The Limits of Freedom of Speech and Our God-Given Rights

I have no desire to opine on every possible aspect of freedom of speech in which limitations might be appropriate. Instead, I want to call us back to seeing freedom of speech as a right which necessarily is accompanied by responsibility. Here I am going to stray into philosophy rather than legality. To be clear, I am not going to be discussing what is constitutional or not, but rather stating what I believe to be right or not.

Rooted in respect for human dignity, all are called to seek the common good. An integral part of securing the common good is protecting the basic and inalienable rights of all people. This begins with the right to life. Mothers and fathers have a responsibility to protect their children (from the first moment of his or her existence) to the best of their ability.

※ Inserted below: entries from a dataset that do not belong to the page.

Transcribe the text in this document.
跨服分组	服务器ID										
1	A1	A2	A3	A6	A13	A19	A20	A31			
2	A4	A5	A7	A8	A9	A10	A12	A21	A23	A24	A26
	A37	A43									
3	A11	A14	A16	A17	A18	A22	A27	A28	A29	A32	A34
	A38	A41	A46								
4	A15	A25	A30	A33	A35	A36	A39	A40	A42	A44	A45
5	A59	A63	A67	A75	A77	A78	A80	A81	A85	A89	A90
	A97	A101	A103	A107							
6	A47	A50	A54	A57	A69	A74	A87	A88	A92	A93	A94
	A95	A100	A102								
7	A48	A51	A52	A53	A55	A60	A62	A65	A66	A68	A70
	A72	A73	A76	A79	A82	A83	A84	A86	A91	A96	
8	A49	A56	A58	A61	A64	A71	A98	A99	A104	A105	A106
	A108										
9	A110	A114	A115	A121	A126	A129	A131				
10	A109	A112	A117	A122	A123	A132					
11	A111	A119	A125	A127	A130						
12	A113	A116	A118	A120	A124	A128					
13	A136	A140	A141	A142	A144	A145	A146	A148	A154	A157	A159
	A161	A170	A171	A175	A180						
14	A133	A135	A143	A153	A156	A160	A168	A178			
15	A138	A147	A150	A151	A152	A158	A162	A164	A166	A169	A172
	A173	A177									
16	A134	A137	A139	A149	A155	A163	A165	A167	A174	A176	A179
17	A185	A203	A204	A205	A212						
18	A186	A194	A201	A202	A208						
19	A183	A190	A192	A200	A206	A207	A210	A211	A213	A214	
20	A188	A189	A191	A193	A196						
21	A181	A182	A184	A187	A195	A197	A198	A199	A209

Generally, the best decision is made at the local level. And so, each family must make decisions for themselves and their neighbors. These micro-communities need to serve their macro-communities. Those communities need to serve the common good of the state, then the nation, then the world. Our rights do not come primarily from our government. They begin at home. They begin with life.

Responsibility Accompanies Rights, Always

In justice, as we seek the common good, we exercise these rights, but we must never lose sight of the accompanying responsibilities. Put another way: we are not given rights by the Creator to be kept for our sole use. When it comes to speech, we do not have freedom of speech so much as freedom FOR speech. Our rights are geared towards our duties and responsibilities. We have to use our gifts and powers well. As Pope John XXIII wrote well in his 1963 letter Pacem in Terris:

"... in human society one man's natural right gives rise to a corresponding duty in other men; the duty, that is, of recognizing and respecting that right. Every basic human right draws its authoritative force from the natural law, which confers it and attaches to it its respective duty. Hence, to claim one's rights and ignore one's duties, or only half fulfill them, is like building a house with one hand and tearing it down with the other (30)."

When we speak, we do not have a license to say whatever we would like. Certainly, we have the protected right to do so in the United States, under certain limitations. But I am arguing that we should use our freedom of speech wisely. By using it well, our words will have greater impact. Our well-chosen words will add social value and lift our neighbors up. Let us build up this common house and humanity, rather than tear it down.